Islam was the first Abrahamic monotheistic religion to arrive in Ivory Coast. Today, it is the most widely professed religion in the country, representing 60 percent of the total population.

As of the late 1980s, only the most devout Muslims in Ivory Coast prayed, fasted, and gave alms as required by strict tenets of Islam, and only the most wealthy performed the hajj. Most Ivoirian Muslims are Sunni, following the Maliki version of Islamic law. Sufism, involving the organization of mystical brotherhoods (Tariqa) for the purification and spread of Islam, is also widespread, laced with indigenous beliefs and practices. The four major Sufi brotherhoods are all represented in Ivory Coast, although the Qadiriya, founded in the eleventh century, and the Tidjaniya, founded in the eighteenth century, are most popular. The Qadiriya is prevalent in the west, and the Tidjaniya, in the east. The other two major Islamic brotherhoods have few adherents in Ivory Coast. The Senoussiya is identified with Libya, where its influence is substantial. Ahmadiyya movement is also present in Ivory Coast.

The significant religious authority is the marabout. He is believed to be a miracle worker, a physician, and a mystic, who exercises both magical and moral authority. He is also respected as a dispenser of amulets, which protect the wearer—Muslim or non-Muslim—against evil. The influence of marabouts has produced a number of reactions in Ivoirian society, among them a series of reformist movements. These reform movements often condemn Sufism and marabouts as un-Islamic, but the poor see that marabouts often speak out on behalf of the downtrodden.

Hamallism began as an Islamic reform movement in the French Sudan early in the twentieth century and has provided a channel for expressing political and religious discontent. Its founder, Hamallah, was exiled from the French Sudan to Ivory Coast during the 1930s. He preached Islamic reform tempered by tolerance of many local practices, but he condemned many aspects of Sufism. Orthodox brotherhoods were able to convince the French authorities in Ivory Coast that Hamallah had been responsible for earlier political uprisings in the French Sudan. Authorities then expelled Hamallah from Ivory Coast and banned his teachings.

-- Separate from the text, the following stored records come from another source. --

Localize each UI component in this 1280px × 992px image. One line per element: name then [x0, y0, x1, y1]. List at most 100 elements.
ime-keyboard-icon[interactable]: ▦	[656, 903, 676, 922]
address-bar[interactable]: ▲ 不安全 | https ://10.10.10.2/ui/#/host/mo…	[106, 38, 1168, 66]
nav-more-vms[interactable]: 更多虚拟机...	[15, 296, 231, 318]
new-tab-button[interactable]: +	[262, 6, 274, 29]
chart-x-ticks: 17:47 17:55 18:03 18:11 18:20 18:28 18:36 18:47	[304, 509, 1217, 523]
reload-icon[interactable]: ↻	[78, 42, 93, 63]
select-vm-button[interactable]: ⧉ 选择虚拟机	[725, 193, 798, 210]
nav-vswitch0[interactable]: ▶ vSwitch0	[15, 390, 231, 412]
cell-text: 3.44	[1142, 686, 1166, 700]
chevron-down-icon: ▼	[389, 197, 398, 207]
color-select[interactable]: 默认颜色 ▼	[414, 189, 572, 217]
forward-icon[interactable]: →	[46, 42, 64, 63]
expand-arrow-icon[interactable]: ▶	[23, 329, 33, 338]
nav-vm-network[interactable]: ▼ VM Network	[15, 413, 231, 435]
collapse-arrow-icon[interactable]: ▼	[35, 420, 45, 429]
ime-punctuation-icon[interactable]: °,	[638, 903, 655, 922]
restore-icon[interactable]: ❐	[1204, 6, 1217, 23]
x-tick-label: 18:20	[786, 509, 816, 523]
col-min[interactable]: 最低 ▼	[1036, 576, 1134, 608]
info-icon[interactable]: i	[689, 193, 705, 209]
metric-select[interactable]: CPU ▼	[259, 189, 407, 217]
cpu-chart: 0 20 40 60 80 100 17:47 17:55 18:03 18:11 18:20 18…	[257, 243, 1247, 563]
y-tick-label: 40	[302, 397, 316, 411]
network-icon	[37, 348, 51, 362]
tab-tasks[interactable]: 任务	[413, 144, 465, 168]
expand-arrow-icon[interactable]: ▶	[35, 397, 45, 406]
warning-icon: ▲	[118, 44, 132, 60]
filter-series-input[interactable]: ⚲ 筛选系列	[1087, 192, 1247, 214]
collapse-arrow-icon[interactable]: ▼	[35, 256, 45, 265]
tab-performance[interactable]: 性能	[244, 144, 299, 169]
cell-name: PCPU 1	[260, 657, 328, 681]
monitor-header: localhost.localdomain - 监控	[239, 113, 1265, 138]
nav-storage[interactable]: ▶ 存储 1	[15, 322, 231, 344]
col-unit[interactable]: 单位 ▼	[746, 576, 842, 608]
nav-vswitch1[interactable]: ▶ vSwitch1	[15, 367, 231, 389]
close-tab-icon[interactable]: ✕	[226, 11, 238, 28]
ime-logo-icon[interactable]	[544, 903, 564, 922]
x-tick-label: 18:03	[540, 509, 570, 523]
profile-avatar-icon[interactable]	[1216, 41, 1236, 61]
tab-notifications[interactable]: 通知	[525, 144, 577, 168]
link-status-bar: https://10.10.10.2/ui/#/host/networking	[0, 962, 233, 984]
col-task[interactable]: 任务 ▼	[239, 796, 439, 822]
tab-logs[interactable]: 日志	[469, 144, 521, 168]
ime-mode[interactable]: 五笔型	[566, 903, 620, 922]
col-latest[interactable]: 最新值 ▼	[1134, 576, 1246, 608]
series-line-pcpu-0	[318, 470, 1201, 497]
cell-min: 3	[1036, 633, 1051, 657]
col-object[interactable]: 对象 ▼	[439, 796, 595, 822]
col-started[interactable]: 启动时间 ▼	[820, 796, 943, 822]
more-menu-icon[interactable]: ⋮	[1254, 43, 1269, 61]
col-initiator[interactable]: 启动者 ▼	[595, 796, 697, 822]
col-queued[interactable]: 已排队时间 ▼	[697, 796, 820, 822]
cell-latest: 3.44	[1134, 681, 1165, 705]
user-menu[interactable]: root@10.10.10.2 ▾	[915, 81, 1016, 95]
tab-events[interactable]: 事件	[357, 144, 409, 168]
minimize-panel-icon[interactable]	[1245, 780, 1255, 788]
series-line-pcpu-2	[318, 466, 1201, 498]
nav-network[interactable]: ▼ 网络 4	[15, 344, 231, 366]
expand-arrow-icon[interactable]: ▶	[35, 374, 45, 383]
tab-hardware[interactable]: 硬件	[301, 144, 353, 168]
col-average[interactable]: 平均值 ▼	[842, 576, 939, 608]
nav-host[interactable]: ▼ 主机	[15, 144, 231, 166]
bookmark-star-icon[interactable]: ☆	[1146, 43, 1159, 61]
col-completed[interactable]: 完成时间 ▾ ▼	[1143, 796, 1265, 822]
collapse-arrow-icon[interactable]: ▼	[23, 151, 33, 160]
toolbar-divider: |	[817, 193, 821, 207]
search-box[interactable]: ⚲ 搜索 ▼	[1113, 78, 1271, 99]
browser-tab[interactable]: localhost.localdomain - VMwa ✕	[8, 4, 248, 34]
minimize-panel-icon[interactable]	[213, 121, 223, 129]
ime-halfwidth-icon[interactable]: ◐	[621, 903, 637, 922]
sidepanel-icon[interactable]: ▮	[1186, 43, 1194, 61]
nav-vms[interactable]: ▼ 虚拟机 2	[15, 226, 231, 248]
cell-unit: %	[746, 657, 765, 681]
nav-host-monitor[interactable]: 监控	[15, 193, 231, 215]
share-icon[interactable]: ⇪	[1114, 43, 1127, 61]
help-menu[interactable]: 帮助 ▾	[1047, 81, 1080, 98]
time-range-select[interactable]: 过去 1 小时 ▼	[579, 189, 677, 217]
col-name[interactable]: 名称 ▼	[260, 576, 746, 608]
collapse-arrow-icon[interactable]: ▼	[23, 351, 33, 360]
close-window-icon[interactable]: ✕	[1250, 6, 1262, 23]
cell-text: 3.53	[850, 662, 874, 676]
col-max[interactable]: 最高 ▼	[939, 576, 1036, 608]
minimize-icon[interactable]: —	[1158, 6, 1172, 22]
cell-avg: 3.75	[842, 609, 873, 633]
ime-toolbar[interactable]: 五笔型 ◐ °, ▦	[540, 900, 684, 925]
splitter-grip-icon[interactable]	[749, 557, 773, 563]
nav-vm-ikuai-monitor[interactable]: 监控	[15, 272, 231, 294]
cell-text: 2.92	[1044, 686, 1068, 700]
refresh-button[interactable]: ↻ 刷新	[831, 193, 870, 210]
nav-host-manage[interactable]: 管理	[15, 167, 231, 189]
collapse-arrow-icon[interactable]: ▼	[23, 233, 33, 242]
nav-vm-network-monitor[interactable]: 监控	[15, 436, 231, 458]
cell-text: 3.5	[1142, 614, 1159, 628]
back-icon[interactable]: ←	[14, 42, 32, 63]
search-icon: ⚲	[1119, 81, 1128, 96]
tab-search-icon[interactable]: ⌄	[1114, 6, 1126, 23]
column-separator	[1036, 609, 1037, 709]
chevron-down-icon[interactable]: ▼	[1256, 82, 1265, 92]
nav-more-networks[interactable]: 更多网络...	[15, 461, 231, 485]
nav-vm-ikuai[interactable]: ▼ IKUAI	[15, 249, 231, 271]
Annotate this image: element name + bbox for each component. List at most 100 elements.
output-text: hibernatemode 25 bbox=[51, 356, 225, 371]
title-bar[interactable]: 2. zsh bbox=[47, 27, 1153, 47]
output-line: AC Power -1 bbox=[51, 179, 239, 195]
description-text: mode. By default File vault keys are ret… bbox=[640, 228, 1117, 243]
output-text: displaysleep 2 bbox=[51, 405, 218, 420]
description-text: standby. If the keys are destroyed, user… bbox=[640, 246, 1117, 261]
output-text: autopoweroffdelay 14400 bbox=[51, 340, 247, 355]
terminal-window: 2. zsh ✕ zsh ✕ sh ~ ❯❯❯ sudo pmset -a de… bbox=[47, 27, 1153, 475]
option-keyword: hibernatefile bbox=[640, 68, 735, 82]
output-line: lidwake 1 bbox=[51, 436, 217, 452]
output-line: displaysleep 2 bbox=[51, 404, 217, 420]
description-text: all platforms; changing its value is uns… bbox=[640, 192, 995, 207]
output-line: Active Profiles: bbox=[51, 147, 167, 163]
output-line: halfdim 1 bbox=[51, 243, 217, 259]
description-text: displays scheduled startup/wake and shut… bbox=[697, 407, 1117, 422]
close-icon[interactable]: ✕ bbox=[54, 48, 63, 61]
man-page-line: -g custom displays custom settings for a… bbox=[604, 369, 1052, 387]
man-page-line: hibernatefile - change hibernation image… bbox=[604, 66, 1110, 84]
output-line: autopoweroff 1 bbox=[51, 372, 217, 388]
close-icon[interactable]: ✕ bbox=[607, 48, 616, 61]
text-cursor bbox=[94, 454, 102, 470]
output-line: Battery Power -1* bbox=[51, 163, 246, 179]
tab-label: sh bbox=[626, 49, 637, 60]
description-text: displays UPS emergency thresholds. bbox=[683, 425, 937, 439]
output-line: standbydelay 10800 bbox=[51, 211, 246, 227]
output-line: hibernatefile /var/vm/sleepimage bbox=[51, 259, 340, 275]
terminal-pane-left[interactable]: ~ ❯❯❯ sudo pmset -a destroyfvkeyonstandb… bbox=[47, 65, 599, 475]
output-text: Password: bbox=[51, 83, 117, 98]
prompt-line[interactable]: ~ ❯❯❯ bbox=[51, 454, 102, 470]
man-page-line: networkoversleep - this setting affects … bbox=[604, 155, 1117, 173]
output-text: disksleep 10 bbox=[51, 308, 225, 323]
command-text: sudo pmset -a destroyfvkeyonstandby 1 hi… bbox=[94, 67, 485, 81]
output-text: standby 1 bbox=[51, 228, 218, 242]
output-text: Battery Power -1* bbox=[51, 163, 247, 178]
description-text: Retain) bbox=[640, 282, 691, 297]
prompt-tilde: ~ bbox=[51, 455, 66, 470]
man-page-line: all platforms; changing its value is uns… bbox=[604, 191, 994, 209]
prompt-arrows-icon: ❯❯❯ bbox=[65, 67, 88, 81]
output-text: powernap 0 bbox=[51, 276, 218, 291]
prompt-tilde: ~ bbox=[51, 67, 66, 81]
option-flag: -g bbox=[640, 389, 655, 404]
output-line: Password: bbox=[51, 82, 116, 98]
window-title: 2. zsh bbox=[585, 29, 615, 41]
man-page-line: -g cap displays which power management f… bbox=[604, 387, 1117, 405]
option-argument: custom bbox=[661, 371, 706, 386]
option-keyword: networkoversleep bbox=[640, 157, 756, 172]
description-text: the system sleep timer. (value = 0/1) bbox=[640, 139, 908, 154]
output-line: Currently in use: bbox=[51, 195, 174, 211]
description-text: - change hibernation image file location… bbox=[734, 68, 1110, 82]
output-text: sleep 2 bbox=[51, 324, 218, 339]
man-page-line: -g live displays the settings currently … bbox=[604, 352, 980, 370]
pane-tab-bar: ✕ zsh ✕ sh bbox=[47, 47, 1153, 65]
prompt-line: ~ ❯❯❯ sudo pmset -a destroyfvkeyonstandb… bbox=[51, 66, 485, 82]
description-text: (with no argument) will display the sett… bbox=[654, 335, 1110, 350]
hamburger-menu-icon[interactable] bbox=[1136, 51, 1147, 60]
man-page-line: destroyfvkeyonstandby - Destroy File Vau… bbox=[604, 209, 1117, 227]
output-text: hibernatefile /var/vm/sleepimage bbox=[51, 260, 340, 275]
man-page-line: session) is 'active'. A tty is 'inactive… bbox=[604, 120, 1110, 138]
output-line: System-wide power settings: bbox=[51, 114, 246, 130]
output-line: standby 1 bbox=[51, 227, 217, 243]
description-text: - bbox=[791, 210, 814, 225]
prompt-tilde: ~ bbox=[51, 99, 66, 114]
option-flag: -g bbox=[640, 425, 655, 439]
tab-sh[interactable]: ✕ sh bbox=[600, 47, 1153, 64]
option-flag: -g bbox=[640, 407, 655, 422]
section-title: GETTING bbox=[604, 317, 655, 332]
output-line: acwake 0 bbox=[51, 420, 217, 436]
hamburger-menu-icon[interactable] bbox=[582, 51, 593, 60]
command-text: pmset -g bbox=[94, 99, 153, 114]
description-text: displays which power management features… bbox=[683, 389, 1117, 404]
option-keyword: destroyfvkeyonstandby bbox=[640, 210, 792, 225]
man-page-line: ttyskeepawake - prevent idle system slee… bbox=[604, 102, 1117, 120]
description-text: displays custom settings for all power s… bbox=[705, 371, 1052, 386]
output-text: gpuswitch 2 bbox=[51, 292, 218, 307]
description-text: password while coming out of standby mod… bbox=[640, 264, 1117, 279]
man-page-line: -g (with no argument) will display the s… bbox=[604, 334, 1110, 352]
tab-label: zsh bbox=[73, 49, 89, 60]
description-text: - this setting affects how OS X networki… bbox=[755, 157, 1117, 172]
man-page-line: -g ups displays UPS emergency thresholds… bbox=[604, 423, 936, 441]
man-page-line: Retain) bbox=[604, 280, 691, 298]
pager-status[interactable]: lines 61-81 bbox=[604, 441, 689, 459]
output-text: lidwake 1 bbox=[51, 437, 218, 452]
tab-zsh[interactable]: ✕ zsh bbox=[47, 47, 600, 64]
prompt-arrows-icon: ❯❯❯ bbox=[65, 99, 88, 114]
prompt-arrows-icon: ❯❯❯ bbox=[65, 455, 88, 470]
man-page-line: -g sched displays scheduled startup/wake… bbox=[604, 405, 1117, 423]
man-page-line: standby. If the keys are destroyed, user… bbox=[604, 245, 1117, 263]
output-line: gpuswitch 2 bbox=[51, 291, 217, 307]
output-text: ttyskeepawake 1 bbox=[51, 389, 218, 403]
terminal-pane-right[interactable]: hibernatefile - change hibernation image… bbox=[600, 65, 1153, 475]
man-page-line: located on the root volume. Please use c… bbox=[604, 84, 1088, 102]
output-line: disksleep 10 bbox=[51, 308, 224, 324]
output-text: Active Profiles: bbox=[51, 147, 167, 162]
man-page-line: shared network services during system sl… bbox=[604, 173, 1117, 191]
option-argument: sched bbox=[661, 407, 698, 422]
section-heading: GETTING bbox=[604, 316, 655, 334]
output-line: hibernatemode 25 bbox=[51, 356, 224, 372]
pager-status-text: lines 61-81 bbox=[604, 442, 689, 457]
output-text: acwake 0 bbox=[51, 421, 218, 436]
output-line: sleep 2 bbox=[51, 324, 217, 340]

The massive immigration of Muslims from the Muslim majority countries Burkina Faso and Mali helped to increase the number of Muslims substantially.

According to Pew Forum the population of Shia in Ivory Coast is less than one percent of the total Muslim population of Ivory Coast while as per Imam Husayn (as) Encyclopedia the population of Shia in Ivory Coast is around five percent of the total Muslim population of Ivory Coast.